Can someone clearly explain about the lim sup and lim inf?

Consider this example: $$ 3-\frac12,\quad 5+\frac13,\quad 3-\frac14,\quad 5+\frac15,\quad 3-\frac16,\quad 5+\frac17,\quad 3-\frac18,\quad 5+\frac19,\quad\ldots\ldots $$ It alternates between something approaching $3$ from below and something approaching $5$ from above. The lim inf is $3$ and the lim sup is $5$.

The inf of the whole sequence is $3-\frac12$.

If you throw away the first term or the first two terms, the inf of what's left is $3-\frac14$.

If you throw away all the terms up to that one and the one after it, the inf of what's left is $3-\frac16$.

If you throw away all the terms up to that one and the one after it, the inf of what's left is $3-\frac18$.

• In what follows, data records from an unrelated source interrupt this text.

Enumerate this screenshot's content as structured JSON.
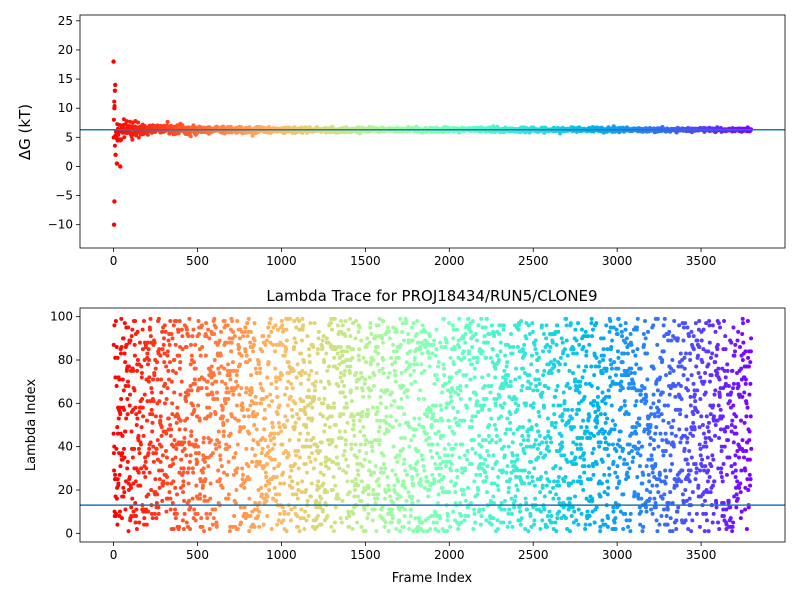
{
  "chart_data": [
    {
      "type": "scatter",
      "title": "",
      "xlabel": "",
      "ylabel": "ΔG (kT)",
      "xlim": [
        -200,
        4000
      ],
      "ylim": [
        -14,
        26
      ],
      "xticks": [
        0,
        500,
        1000,
        1500,
        2000,
        2500,
        3000,
        3500
      ],
      "yticks": [
        -10,
        -5,
        0,
        5,
        10,
        15,
        20,
        25
      ],
      "reference_line": 6.3,
      "colormap": "rainbow",
      "frames": 3800,
      "converged_value": 6.3,
      "notable_points": [
        {
          "x": 0,
          "y": 18
        },
        {
          "x": 5,
          "y": -6
        },
        {
          "x": 3,
          "y": -10
        },
        {
          "x": 10,
          "y": 14
        },
        {
          "x": 8,
          "y": 13
        },
        {
          "x": 5,
          "y": 10
        },
        {
          "x": 12,
          "y": 2
        },
        {
          "x": 20,
          "y": 0.5
        },
        {
          "x": 40,
          "y": 0
        }
      ]
    },
    {
      "type": "scatter",
      "title": "Lambda Trace for PROJ18434/RUN5/CLONE9",
      "xlabel": "Frame Index",
      "ylabel": "Lambda Index",
      "xlim": [
        -200,
        4000
      ],
      "ylim": [
        -4,
        104
      ],
      "xticks": [
        0,
        500,
        1000,
        1500,
        2000,
        2500,
        3000,
        3500
      ],
      "yticks": [
        0,
        20,
        40,
        60,
        80,
        100
      ],
      "reference_line": 13,
      "colormap": "rainbow",
      "frames": 3800,
      "lambda_range": [
        1,
        99
      ]
    }
  ],
  "colors": {
    "reference_line": "#1f77b4",
    "axes": "#000000"
  }
}
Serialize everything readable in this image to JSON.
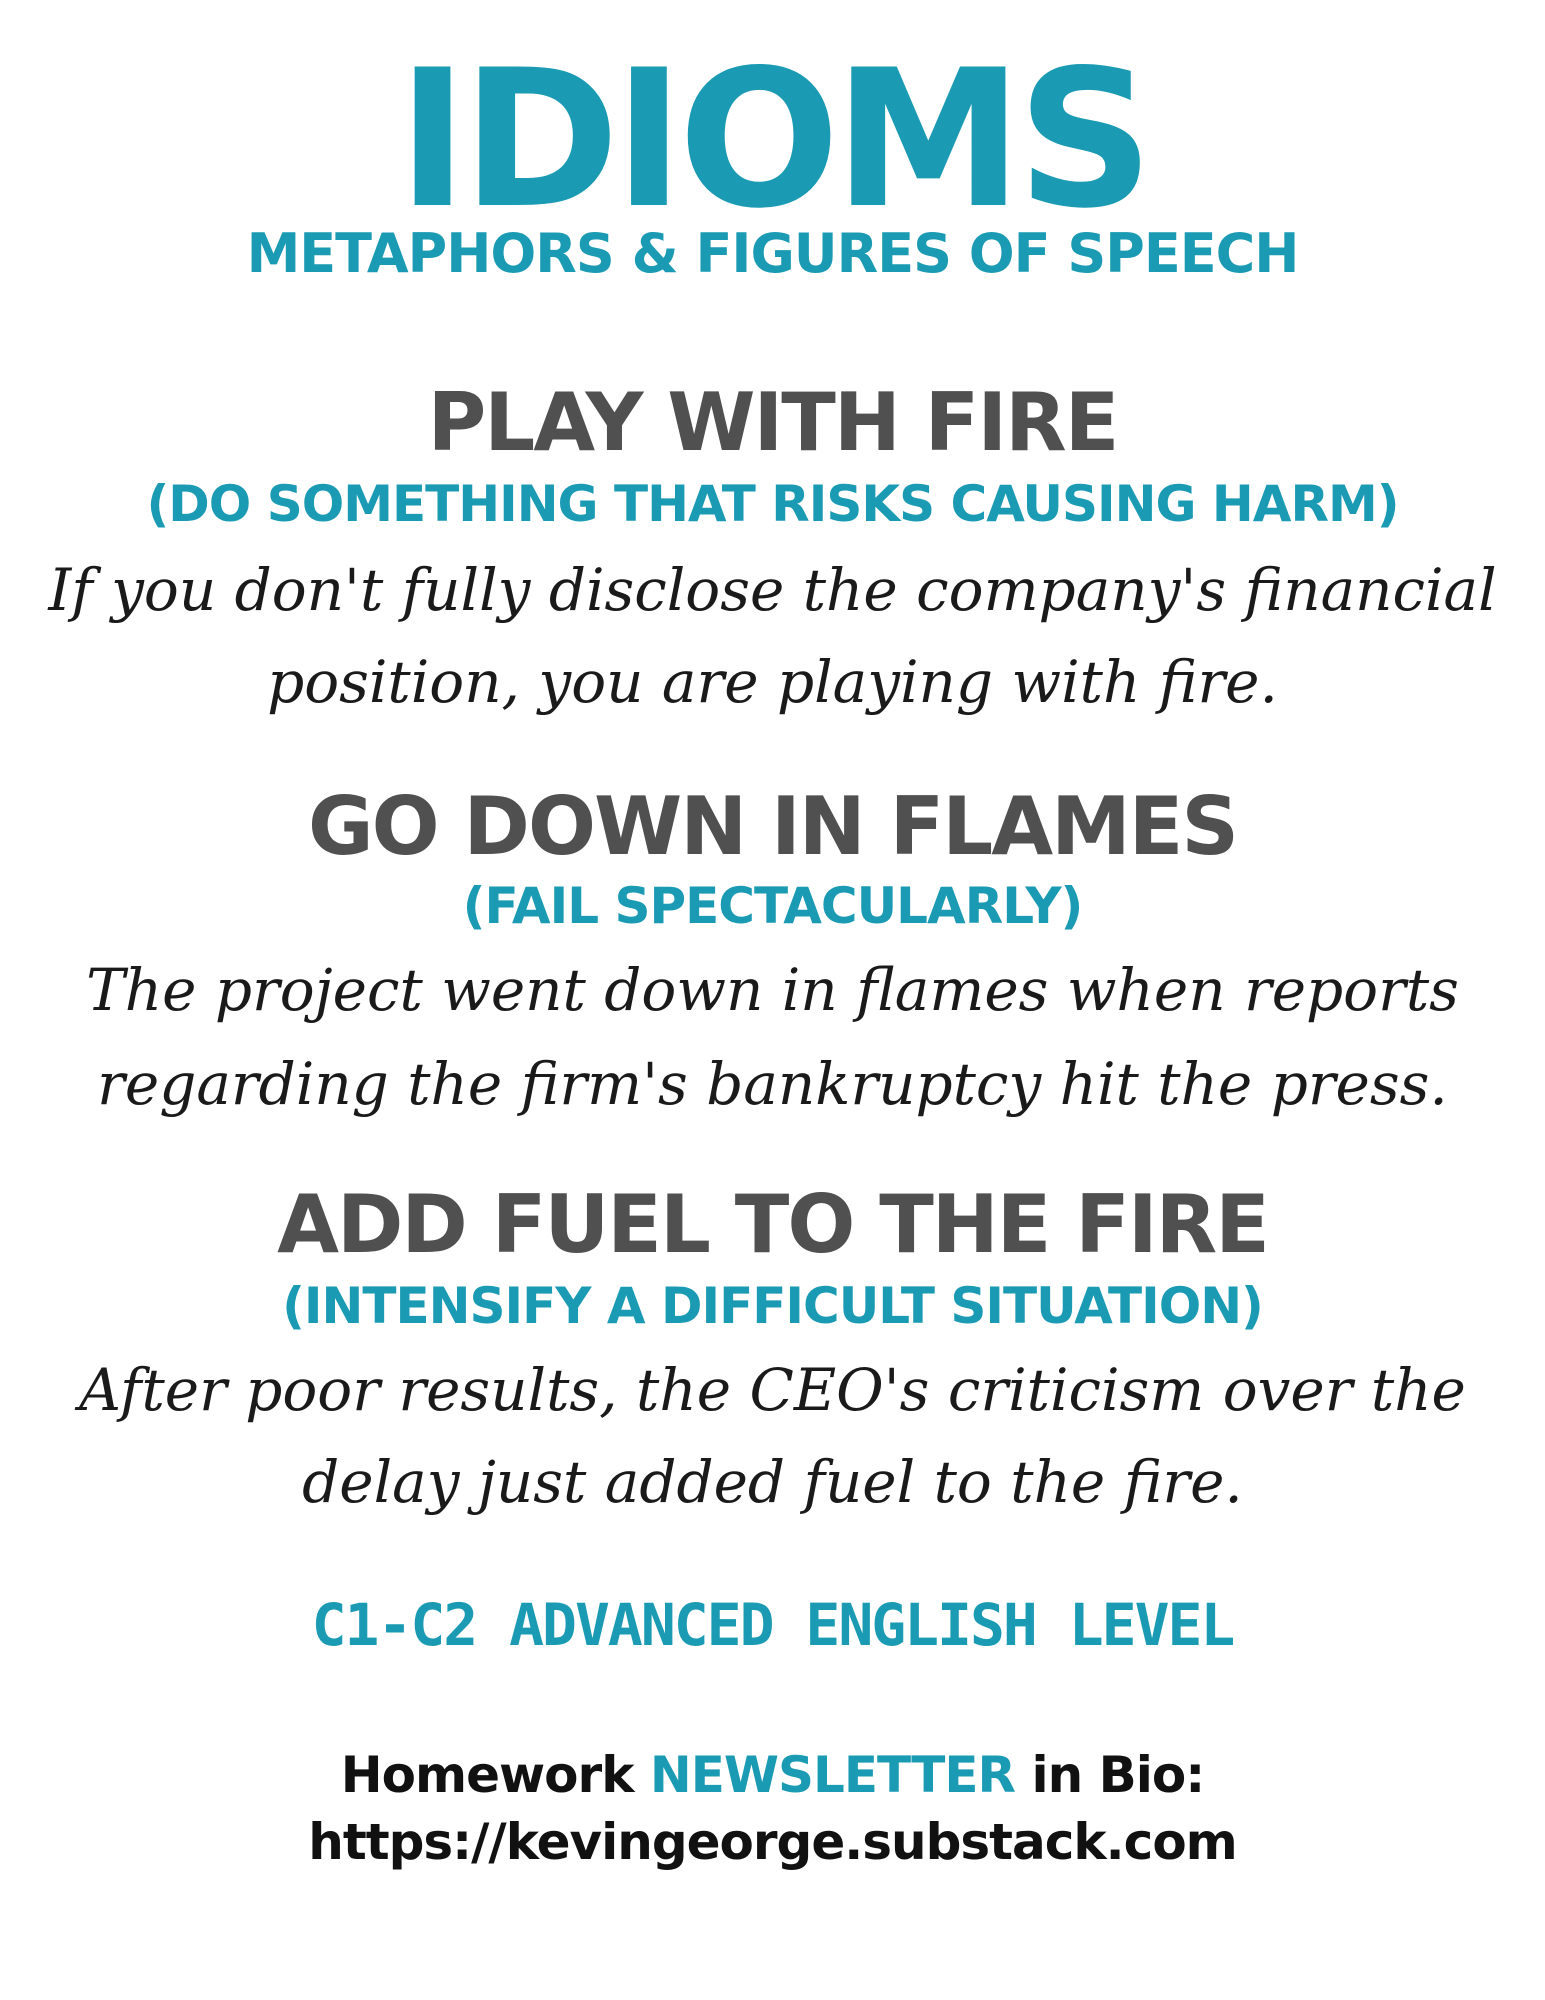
{
  "header": {
    "title": "IDIOMS",
    "subtitle": "METAPHORS & FIGURES OF SPEECH"
  },
  "idioms": [
    {
      "phrase": "PLAY WITH FIRE",
      "meaning": "(DO SOMETHING THAT RISKS CAUSING HARM)",
      "example_lines": [
        "If you don't fully disclose the company's financial",
        "position, you are playing with fire."
      ]
    },
    {
      "phrase": "GO DOWN IN FLAMES",
      "meaning": "(FAIL SPECTACULARLY)",
      "example_lines": [
        "The project went down in flames when reports",
        "regarding the firm's bankruptcy hit the press."
      ]
    },
    {
      "phrase": "ADD FUEL TO THE FIRE",
      "meaning": "(INTENSIFY A DIFFICULT SITUATION)",
      "example_lines": [
        "After poor results, the CEO's criticism over the",
        "delay just added fuel to the fire."
      ]
    }
  ],
  "level": "C1-C2 ADVANCED ENGLISH LEVEL",
  "footer": {
    "prefix": "Homework ",
    "highlight": "NEWSLETTER",
    "suffix": " in Bio:",
    "url": "https://kevingeorge.substack.com"
  },
  "colors": {
    "accent": "#1a9bb3",
    "heading": "#505050",
    "text": "#1a1a1a"
  }
}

If you throw away all the terms up to that one and the one after it, the inf of what's left is $3-\frac1{10}$.

. . . and so on. You see that these infs are getting bigger.

If you look at the sequence of infs, their sup is $3$.

Thus the lim inf is the sup of the sequence of infs of all tail-ends of the sequence. In mathematical notation, $$ \begin{align} \liminf_{n\to\infty} a_n & = \sup_{n=1,2,3,\ldots} \inf_{m=n,n+1,n+2,\ldots} a_m \\[12pt] & = \sup_{n=1,2,3,\ldots} \inf\left\{ a_n, a_{n+1}, a_{n+2}, a_{n+3},\ldots \right\} \\[12pt] & = \sup\left\{ \inf\left\{ a_n, a_{n+1}, a_{n+2}, a_{n+3},\ldots \right\} : n=1,2,3,\ldots \right\} \\[12pt] & = \sup\left\{ \inf\{ a_m : m\ge n\} : n=1,2,3,\ldots \right\}. \end{align} $$

Just as the lim inf is a sup of infs, so the lim sup is and inf of sups.

One can also say that $L=\liminf\limits_{n\to\infty} a_n$ precisely if for all $\varepsilon>0$, no matter how small, there exists an index $N$ so large that for all $n\ge N$, $a_n>L-\varepsilon$, and $L$ is the largest number for which this holds.

I understand $\limsup s_n$ and $\liminf s_n$ as the largest and smallest subsequential limits of $s_n$.

Think of it this way. In the $\limsup$ , you are taking the biggest value past a certain $N$. As $N$ increases, there are "less and less" value to choose from, hence the $\limsup$ can only decrease (or stay constant).

Same thing applies with $\liminf$ except that as you get "less and less value" you can only increase (or keep it the same) the value of your $\liminf$.

As a simple example, take a sequence to be $$ s_n=(4,-4,3,-3,2,-2,1,-1,0,0,\ldots) $$ Fix $N=1$ then the largest value past or at $N=1$ is $4$ and the smallest is $-4$. A few steps later, say $N=4$, the largest value past or at $N$ is $2$ and the smallest is now $-3$. Further away, at $N=10$ we have $\sup_{n\ge 10}=\inf_{n\ge 10}=0$.

From this you see that $\limsup$ decreases and $\liminf$ increases.

Exercise: What needs to happen for the sequence to converge?